If you don't know ahead of time what section has the most recent time stamp, a line-by-line approach is probably best:
$dtMostRecent = [datetime] 0
# Split the long input string ($longString) into lines and iterate over them.
# If input comes from a file, replace
# $longString -split '\r?\n'
# with
# Get-Content file.txt
# If the file is large, replace the whole command with
# Get-Content file.txt | ForEach-Object { ... }
# and replace $line with $_ in the script block (loop body).
foreach ($line in $longString -split '\r?\n') {
# See if the line at hand contains (only) a date.
if ($dt = try { [datetime] $line } catch {}) {
# See if the date at hand is the most recent so far.
$isMostRecent = $dt -ge $dtMostRecent
if ($isMostRecent) {
# Save this time stamp as the most recent one and initialize the
# array to collect the following lines in (the message).
$dtMostRecent = $dt
$msgMostRecentLines = #()
}
} elseif ($isMostRecent) {
# Collect the lines of the message associated with the most recent date.
$msgMostRecentLines += $line
}
}
# Convert the message lines back into a single, multi-line string.
# $msgMostRecent now contains the multi-line message associated with
# the most recent time stamp.
$msgMostRecent = $msgMostRecentLines -join "`n"
Note how try { [datetime] $line } catch {} is used to try to convert a line to a [datetime] instance and fail silently, if it can't, in which case $dt is assigned $null, which in a Boolean context is interpreted as $False.
This technique works irrespective of the culture currently in effect, because PowerShell's casts always use the invariant culture when casting from strings, and the dates in the input are in one of the formats the invariant culture understands.
By contrast, the -as operator, whose use would be more convenient here - $dt =$line -as [datetime] - unexpectedly is culture-sensitive, as Esperento57 points out.
This surprising behavior is discussed in this GitHub issue.

Provided the [datetime] sections are ascending,
it should be sufficient to split on them with a RegEx and get the last one
((Get-Content .\test.txt -Raw) -split "\d+/\d+/\d{4} \d+:\d+:\d+ [AP]M`r?`n")[-1]
Output based on your sample string stored in file test.txt
This would be second message
Same type of stuff
But its a different message

you can split it by timestamp pattern like this:
$arr = $str -split "[0-9]{1,2}/[0-9]{1,2}/[0-9]{1,4} [0-9]{1,2}:[0-9]{1,2}:[0-9]{1,2} [AaPp]M\n"

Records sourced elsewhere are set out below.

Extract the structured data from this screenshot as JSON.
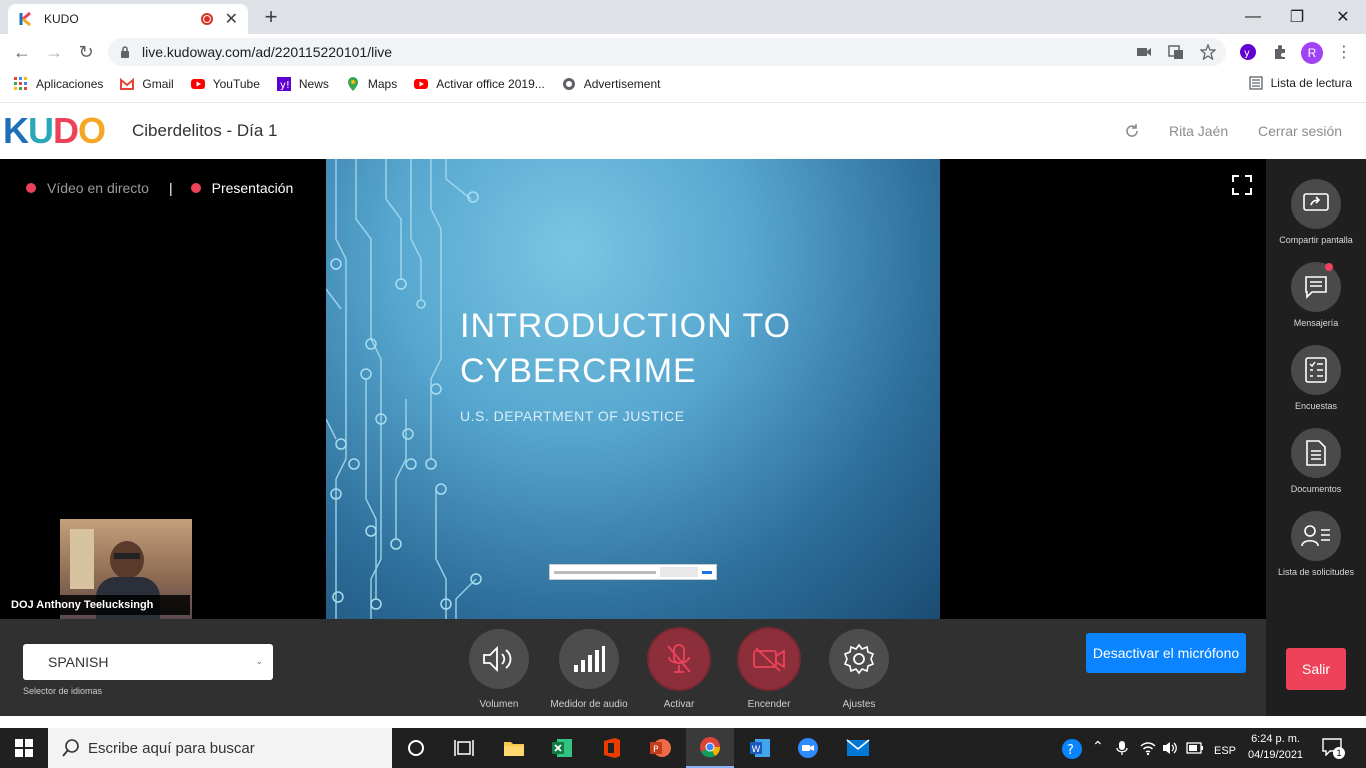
{
  "browser": {
    "tab_title": "KUDO",
    "url": "live.kudoway.com/ad/220115220101/live",
    "profile_initial": "R",
    "bookmarks": [
      {
        "label": "Aplicaciones",
        "icon": "apps-grid-icon"
      },
      {
        "label": "Gmail",
        "icon": "gmail-icon"
      },
      {
        "label": "YouTube",
        "icon": "youtube-icon"
      },
      {
        "label": "News",
        "icon": "yahoo-icon"
      },
      {
        "label": "Maps",
        "icon": "maps-icon"
      },
      {
        "label": "Activar office 2019...",
        "icon": "youtube-icon"
      },
      {
        "label": "Advertisement",
        "icon": "globe-icon"
      }
    ],
    "reading_list": "Lista de lectura"
  },
  "app": {
    "logo_text": "KUDO",
    "event_title": "Ciberdelitos - Día 1",
    "user_name": "Rita Jaén",
    "logout_label": "Cerrar sesión"
  },
  "stage": {
    "view_live": "Vídeo en directo",
    "view_separator": "|",
    "view_presentation": "Presentación",
    "slide_title_line1": "INTRODUCTION TO",
    "slide_title_line2": "CYBERCRIME",
    "slide_subtitle": "U.S. DEPARTMENT OF JUSTICE",
    "speaker_name": "DOJ Anthony Teelucksingh"
  },
  "sidebar": {
    "items": [
      {
        "label": "Compartir pantalla",
        "icon": "share-screen-icon"
      },
      {
        "label": "Mensajería",
        "icon": "chat-icon"
      },
      {
        "label": "Encuestas",
        "icon": "poll-icon"
      },
      {
        "label": "Documentos",
        "icon": "document-icon"
      },
      {
        "label": "Lista de solicitudes",
        "icon": "request-list-icon"
      }
    ]
  },
  "controls": {
    "language_value": "SPANISH",
    "language_label": "Selector de idiomas",
    "buttons": [
      {
        "label": "Volumen",
        "icon": "volume-icon"
      },
      {
        "label": "Medidor de audio",
        "icon": "audio-meter-icon"
      },
      {
        "label": "Activar",
        "icon": "mic-off-icon"
      },
      {
        "label": "Encender",
        "icon": "camera-off-icon"
      },
      {
        "label": "Ajustes",
        "icon": "gear-icon"
      }
    ],
    "mute_label": "Desactivar el micrófono",
    "exit_label": "Salir"
  },
  "taskbar": {
    "search_placeholder": "Escribe aquí para buscar",
    "language": "ESP",
    "time": "6:24 p. m.",
    "date": "04/19/2021",
    "notifications": "1"
  },
  "colors": {
    "accent_red": "#ed4259",
    "accent_blue": "#0a84ff",
    "control_bar": "#303030",
    "sidebar": "#1f1f1f"
  }
}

To my knowledge you can't use any of the static String methods like Split() for this. I tried to find a regular expression that would handle the entire thing, but wasn't able to come up with anything that would quite break it up properly.
So, you'll need to go line by line, testing to see if it that line is a date, then concatenate the lines in between like the following:
$fileContent = Get-Content "inputFile.txt"
$messages = #()
$currentMessage = [string]::Empty
foreach($line in $fileContent)
{
if ([Regex]::IsMatch($line, "\d{1,2}/\d{1,2}/\d{4} \d{1,2}:\d{2}:\d{2} (A|P)M"))
{
# The current line is a date, the current message is complete
# Add the current message to the output, and clear out the old message
# from your temporary storage variable $currentMessage
if (-not [string]::IsNullOrEmpty($currentMessage))
{
$messages += $currentMessage
$currentMessage = [string]::Empty
}
}
else
{
# Add this line to the message you're building.
# Include a new line character, as it was stripped out with Get-Content
$currentMessage += "$line`n"
}
}
# Add the last message to the output
$messages += $currentMessage
# Do something with the message
Write-Output $messages
As the key to all of this is recognizing that a given line is a date and therefore the start of a message, let's look a bit more at the regex. "\d" will match any decimal character 0-9, and the curly braces immediately following indicate the number of decimal characters that need to match. So, "\d{1,2}" means "look for one or two decimal characters" or in this case the month of the year. We then look for a "/", 1 or 2 more decimal characters - "\d{1,2}", another "/" and then exactly 4 decimal characters - "\d{4}". The time is more of the same, with ":" in between the decimal characters instead of "/". At the end, there will either be "AM" or "PM" so we look for either an "A" or a "P" followed by an "M", which as a regular expression is "(A|P)M".
Combine all of that, and you get "\d{1,2}/\d{1,2}/\d{4} \d{1,2}:\d{2}:\d{2} (A|P)M" to determine if you have a date on that line. I believe it would also be possible to use[DateTime]::Parse() to determine if the line is a date, but then you wouldn't get to have fun with Regex's and would need a try-catch. For more info on Regex's in Powershell (which are just the .NET regex) see .NET Regex Quick Reference

Related

Formatting string in Powershell but only first or specific occurrence of replacement token

I have a regular expression that I use several times in a script, where a single word gets changed but the rest of the expression remains the same. Normally I handle this by just creating a regular expression string with a format like the following example:
# Simple regex looking for exact string match
$regexTemplate = '^{0}$'
# Later on...
$someString = 'hello'
$someString -match ( $regexTemplate -f 'hello' ) # ==> True
However, I've written a more complex expression where I need to insert a variable into the expression template and... well regex syntax and string formatting syntax begin to clash:
$regexTemplate = '(?<=^\w{2}-){0}(?=-\d$)'
$awsRegion = 'us-east-1'
$subRegion = 'east'
$awsRegion -match ( $regexTemplate -f $subRegion ) # ==> Error
Which results in the following error:
InvalidOperation: Error formatting a string: Index (zero based) must be greater than or equal to zero and less than the size of the argument list.
I know what the issue is, it's seeing one of my expression quantifiers as a replacement token. Rather than opt for a string-interpolation approach or replace {0} myself, is there a way I can tell PowerShell/.NET to only replace the 0-indexed token? Or is there another way to achieve the desired output using format strings?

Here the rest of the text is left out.